Last Sunday, I left Ari home with Joe during Bella's lengthy Nutcracker rehearsal at the ballet studio. After killing two hours shopping, I called home and confirmed with my husband that Bella indeed had to stay the full four hours and asked how he was getting along with Ari. "She's not here," he said. "I called my mom right after you left and my parents took her to the park and to IHOP."

Must. Be. Nice. Of course, silly me. It's his "day off" and dang it, he was having it. When do I get mine?


Patti:
I know I am lucky that M is a pretty hands-on dad who also cooks and cleans and does groceries and laundry, and let me tell you: after marriage and kids and a million years together, your whole idea of foreplay changes. A man who cooks and cleans and does groceries? Hot. BUT. This does not in any way mean that all is equal in the land of "days off". You see, on M's days off, he truly gets days off. Why? Simple: He's a man.

You see, it's no secret that women, especially mothers, do not get days off. In fact, the only real way a mom can get a day is to actually physically remove herself from her family. And if a mother actually does get a day off - perhaps a fun night out with friends - do you think she gets to sleep in the next day? No. Kids will wake up regardless of what occurred the night before, and they will be hungry, and they will ALWAYS come to your side of the bed. And if your husband was out with you on that same crazy night out, he will somehow find a way to take a nap the next day while you flip pancakes as your own stomach flips, or struggle to stay awake through Dora the Explorer, or play a 9th mindless game of Chutes and Ladders. ALL WHILE HE SNORES and you contemplate smothering him with a pillow. Instead, you complain, and when you do, he will retort, "It's my day off."

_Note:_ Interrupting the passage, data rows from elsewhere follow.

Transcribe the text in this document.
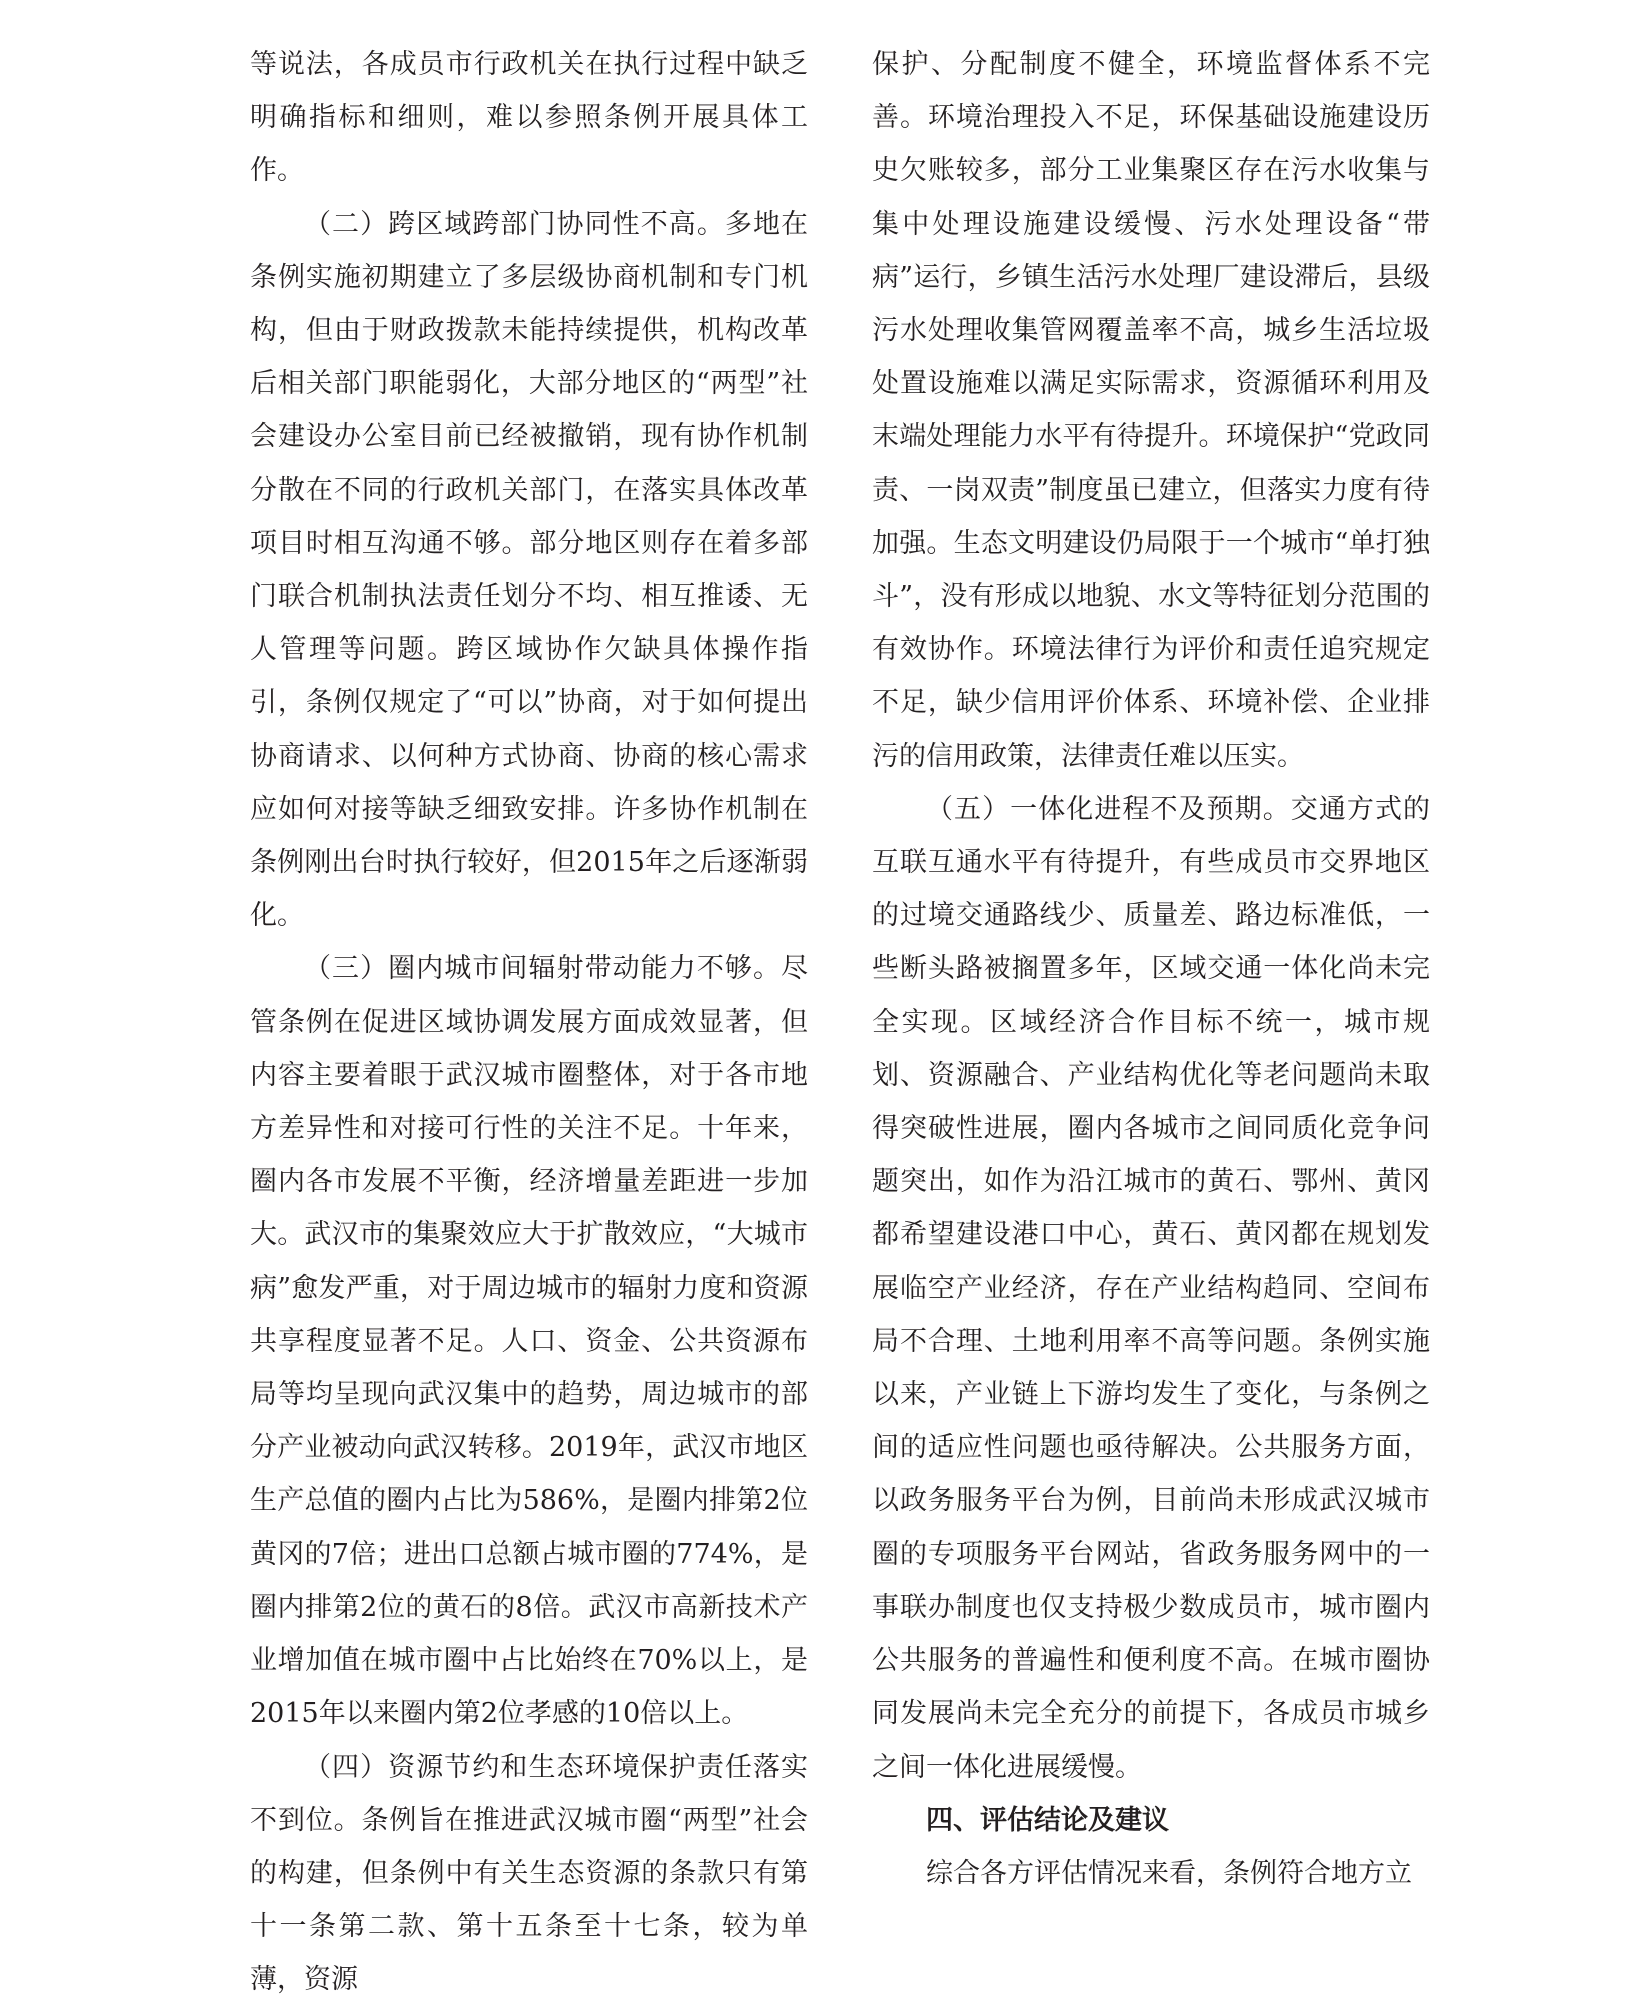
等说法，各成员市行政机关在执行过程中缺乏明确指标和细则，难以参照条例开展具体工作。

（二）跨区域跨部门协同性不高。多地在条例实施初期建立了多层级协商机制和专门机构，但由于财政拨款未能持续提供，机构改革后相关部门职能弱化，大部分地区的“两型”社会建设办公室目前已经被撤销，现有协作机制分散在不同的行政机关部门，在落实具体改革项目时相互沟通不够。部分地区则存在着多部门联合机制执法责任划分不均、相互推诿、无人管理等问题。跨区域协作欠缺具体操作指引，条例仅规定了“可以”协商，对于如何提出协商请求、以何种方式协商、协商的核心需求应如何对接等缺乏细致安排。许多协作机制在条例刚出台时执行较好，但2015年之后逐渐弱化。

（三）圈内城市间辐射带动能力不够。尽管条例在促进区域协调发展方面成效显著，但内容主要着眼于武汉城市圈整体，对于各市地方差异性和对接可行性的关注不足。十年来，圈内各市发展不平衡，经济增量差距进一步加大。武汉市的集聚效应大于扩散效应，“大城市病”愈发严重，对于周边城市的辐射力度和资源共享程度显著不足。人口、资金、公共资源布局等均呈现向武汉集中的趋势，周边城市的部分产业被动向武汉转移。2019年，武汉市地区生产总值的圈内占比为586%，是圈内排第2位黄冈的7倍；进出口总额占城市圈的774%，是圈内排第2位的黄石的8倍。武汉市高新技术产业增加值在城市圈中占比始终在70%以上，是2015年以来圈内第2位孝感的10倍以上。

（四）资源节约和生态环境保护责任落实不到位。条例旨在推进武汉城市圈“两型”社会的构建，但条例中有关生态资源的条款只有第十一条第二款、第十五条至十七条，较为单薄，资源

保护、分配制度不健全，环境监督体系不完善。环境治理投入不足，环保基础设施建设历史欠账较多，部分工业集聚区存在污水收集与集中处理设施建设缓慢、污水处理设备“带病”运行，乡镇生活污水处理厂建设滞后，县级污水处理收集管网覆盖率不高，城乡生活垃圾处置设施难以满足实际需求，资源循环利用及末端处理能力水平有待提升。环境保护“党政同责、一岗双责”制度虽已建立，但落实力度有待加强。生态文明建设仍局限于一个城市“单打独斗”，没有形成以地貌、水文等特征划分范围的有效协作。环境法律行为评价和责任追究规定不足，缺少信用评价体系、环境补偿、企业排污的信用政策，法律责任难以压实。

（五）一体化进程不及预期。交通方式的互联互通水平有待提升，有些成员市交界地区的过境交通路线少、质量差、路边标准低，一些断头路被搁置多年，区域交通一体化尚未完全实现。区域经济合作目标不统一，城市规划、资源融合、产业结构优化等老问题尚未取得突破性进展，圈内各城市之间同质化竞争问题突出，如作为沿江城市的黄石、鄂州、黄冈都希望建设港口中心，黄石、黄冈都在规划发展临空产业经济，存在产业结构趋同、空间布局不合理、土地利用率不高等问题。条例实施以来，产业链上下游均发生了变化，与条例之间的适应性问题也亟待解决。公共服务方面，以政务服务平台为例，目前尚未形成武汉城市圈的专项服务平台网站，省政务服务网中的一事联办制度也仅支持极少数成员市，城市圈内公共服务的普遍性和便利度不高。在城市圈协同发展尚未完全充分的前提下，各成员市城乡之间一体化进展缓慢。

四、评估结论及建议

综合各方评估情况来看，条例符合地方立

Just last Sunday, my one "day off" of work of only 2 during the week, I did the shuffle from morning to night. And it was SUNDAY. You know? The day of REST? So, that Sunday I woke up, made some pancakes for the kid, and then hustled off to the gym. Okay, yes, I did something for myself (how dare I), but I have to squeeze in some sweat-time at least a few days a week or not only will my pants not fit, I will become an even bigger bitch than I already am. M stayed home with the kid to ensure her survival (He's really good at ensuring survival from the couch. Amazing, actually.), but since he had an appointment to play tennis (day off!) and S had a birthday party to attend, I couldn't afford to waffle at the gym. Instead, I had to make sure my workout was efficient, efficient, efficient! I have places to be! So what is supposed to be a stress killer ends up only adding to my stress.

After the gym, I raced home, jumped in the shower, and with sopping wet hair, drove S to a birthday party. But first! I had to stop at CVS because S remembered we had forgotten to buy a part of the birthday gift. So I screech-detoured, lurched into a parking spot, sprinted through CVS with S in tow, threw money at the cashier, and screeched back to the party. While she was at the party, I drove to the grocery store and sped-shopped through the aisles, throwing in all of the snacks S would need for school while calculating dinners that needed to be cooked while making sure our butts stay clean with a jumbo-pack of toilet paper. My cart was teetering with frozen foods, fruits and vegetables, packets of bread, meats and cheeses.... I bionic-packed it all into my car, and then sped home to unpack it all and put it away. Our garage was otherwise occupied this day, so I had to park my car outside the garage behind the house, lug everything in no less than five trips by myself since M was at tennis (day off!), move the car around to the front of the house, run back into the house, put everything away, and bolt out the door with 2 minutes to spare to pick up S from the birthday party. As I was running out the door, I remembered that I forgot to grab S's ballet bag since she had rehearsal, so I ran back in, navigated the land mines of her room, and then headed out once again. By the time I sat in my car, I was sweating. I picked up S, drove her to the ballet studio and dumped her there, and finally - FINALLY, I took a breath.

.........................

We need a day off from our "day off".